À Sarajevo, les Bosniaques livrés à eux-mêmes espèrent l’intervention de grandes puissances divisées et attentistes. Comme aux pires heures de la guerre. Les médias et les réseaux sociaux relaient et décryptent les moindres déclarations des diplomates qui se succèdent dans les Balkans et soufflent le chaud et le froid. En visite en Bosnie en décembre, le coprésident des Verts au Parlement européen, Thomas Waitz, affirme avoir reçu l’assurance de l’Otan qu’en cas de besoin, 6 000 hommes pouvaient être déployés sur le terrain en 24 heures. L’Allemagne et le Royaume-Uni condamnent clairement Dodik et le menacent de sanctions. Mais la France s’en tient au service minimum et l’Union européenne persiste à s’appuyer sur les différents leaders nationalistes au nom de la « stabilité régionale », tandis que son commissaire à l’Élargissement, le Hongrois Olivér Várhelyi, soutient Dodik en douce.

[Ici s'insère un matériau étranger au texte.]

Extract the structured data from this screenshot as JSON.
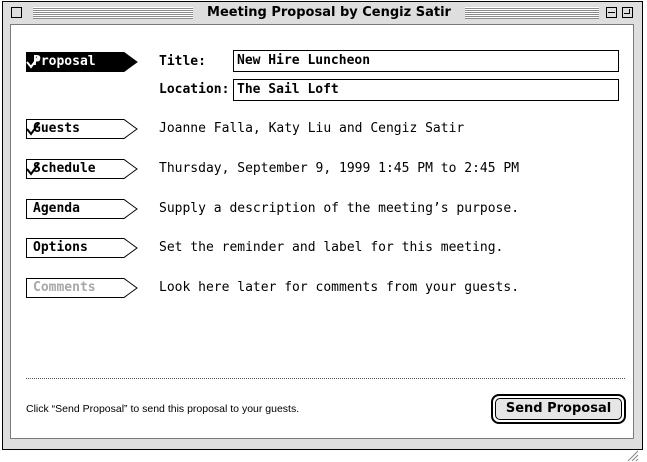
{
  "window": {
    "title": "Meeting Proposal by Cengiz Satir"
  },
  "nav": {
    "proposal": "Proposal",
    "guests": "Guests",
    "schedule": "Schedule",
    "agenda": "Agenda",
    "options": "Options",
    "comments": "Comments"
  },
  "proposal": {
    "title_label": "Title:",
    "title_value": "New Hire Luncheon",
    "location_label": "Location:",
    "location_value": "The Sail Loft"
  },
  "sections": {
    "guests_text": "Joanne Falla, Katy Liu and Cengiz Satir",
    "schedule_text": "Thursday, September 9, 1999  1:45 PM to  2:45 PM",
    "agenda_text": "Supply a description of the meeting’s purpose.",
    "options_text": "Set the reminder and label for this meeting.",
    "comments_text": "Look here later for comments from your guests."
  },
  "footer": {
    "hint": "Click “Send Proposal” to send this proposal to your guests.",
    "send_label": "Send Proposal"
  },
  "icons": {
    "close": "close-box-icon",
    "collapse": "collapse-box-icon",
    "zoom": "zoom-box-icon",
    "check": "checkmark-icon",
    "grow": "resize-grip-icon"
  },
  "colors": {
    "chrome": "#dedede",
    "selected_tab": "#000000",
    "disabled_text": "#a8a8a8"
  }
}
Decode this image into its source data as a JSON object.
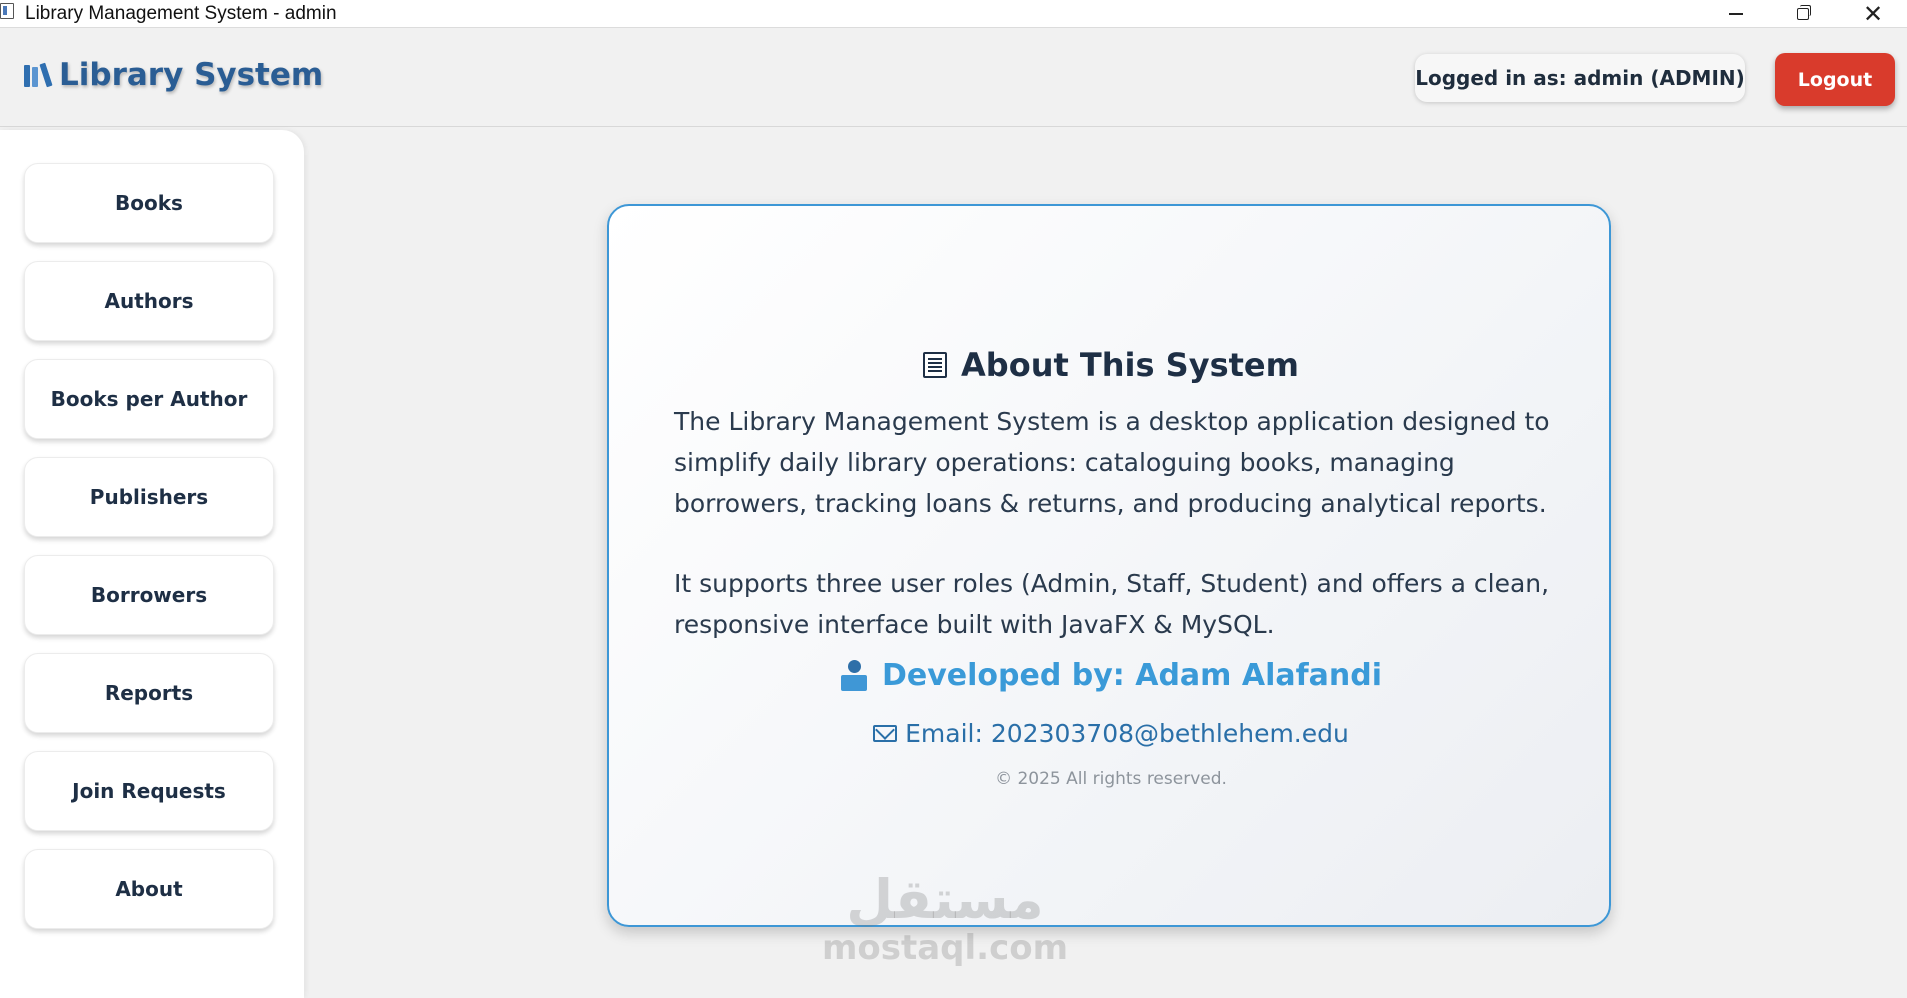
{
  "window": {
    "title": "Library Management System - admin",
    "minimize_icon": "minimize-icon",
    "maximize_icon": "restore-icon",
    "close_icon": "close-icon",
    "close_glyph": "✕"
  },
  "header": {
    "brand_icon": "books-icon",
    "brand_title": "Library System",
    "user_label": "Logged in as: admin (ADMIN)",
    "logout_label": "Logout",
    "colors": {
      "brand": "#2a5d94",
      "logout": "#d93b2c"
    }
  },
  "sidebar": {
    "items": [
      {
        "label": "Books"
      },
      {
        "label": "Authors"
      },
      {
        "label": "Books per Author"
      },
      {
        "label": "Publishers"
      },
      {
        "label": "Borrowers"
      },
      {
        "label": "Reports"
      },
      {
        "label": "Join Requests"
      },
      {
        "label": "About"
      }
    ]
  },
  "about": {
    "heading_icon": "document-icon",
    "heading": "About This System",
    "paragraph1": "The Library Management System is a desktop application designed to simplify daily library operations: cataloguing books, managing borrowers, tracking loans & returns, and producing analytical reports.",
    "paragraph2": "It supports three user roles (Admin, Staff, Student) and offers a clean, responsive interface built with JavaFX & MySQL.",
    "developer_icon": "developer-icon",
    "developer": "Developed by: Adam Alafandi",
    "email_icon": "email-icon",
    "email": "Email: 202303708@bethlehem.edu",
    "copyright": "© 2025 All rights reserved.",
    "colors": {
      "border": "#3d97d6",
      "developer": "#3a9ad8",
      "email": "#2a6fa8"
    }
  },
  "watermark": {
    "arabic": "مستقل",
    "latin": "mostaql.com"
  }
}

Pour mieux observer la situation, on prend un peu de recul dans les musées de Sarajevo. À la Vijećnica, l’ancienne bibliothèque nationale incendiée en 1992 par les Serbes, des aquarelles du début du XXe siècle montrent la vie quotidienne d’une ville cosmopolite, où les paysans orthodoxes fêtent Pâques sur la place du bazar, sous les yeux placides de bourgeois autrichiens. Dans la salle voisine, d’immenses photos de charniers documentent le travail du tribunal pénal international de La Haye. Pour relier ces deux séries d’images, on se déplace au musée historique, où une photo montre les regards stupéfaits de ces manifestants pacifistes, au premier jour de la guerre, qui constatent qu’on est en train de leur tirer dessus. Dans une autre salle, cet appel des Sarajéviens assiégés aux Occidentaux : « En 1945, vous disiez “Plus jamais ça”. Mais en Bosnie, c’est “ça” qui se passe ! » « Ça » menace, à nouveau.
1 Voir l’article « Sarajevo : rester, résister », CQFD n° 205 (janvier 2022).
2 Sur la crise actuelle et son contexte international, lire le remarquable rapport d’Aline Cateux et Loïc Trégourès« Bosnie-Herzégovine : vers un éclatement du pays ? », sur le site de la Fondation Jean-Jaurès (13/01/2022).
3 Plus haute autorité constitutionnelle en Bosnie-Herzégovine, le Haut représentant international dispose de pouvoirs discrétionnaires, qui l’autorisent à démettre tout responsable et à annuler toute loi qui menacerait la paix ainsi qu’à prendre toute décision nécessaire à sa mise en œuvre.
Cet article a été publié dans
CQFD n°206 (février 2022)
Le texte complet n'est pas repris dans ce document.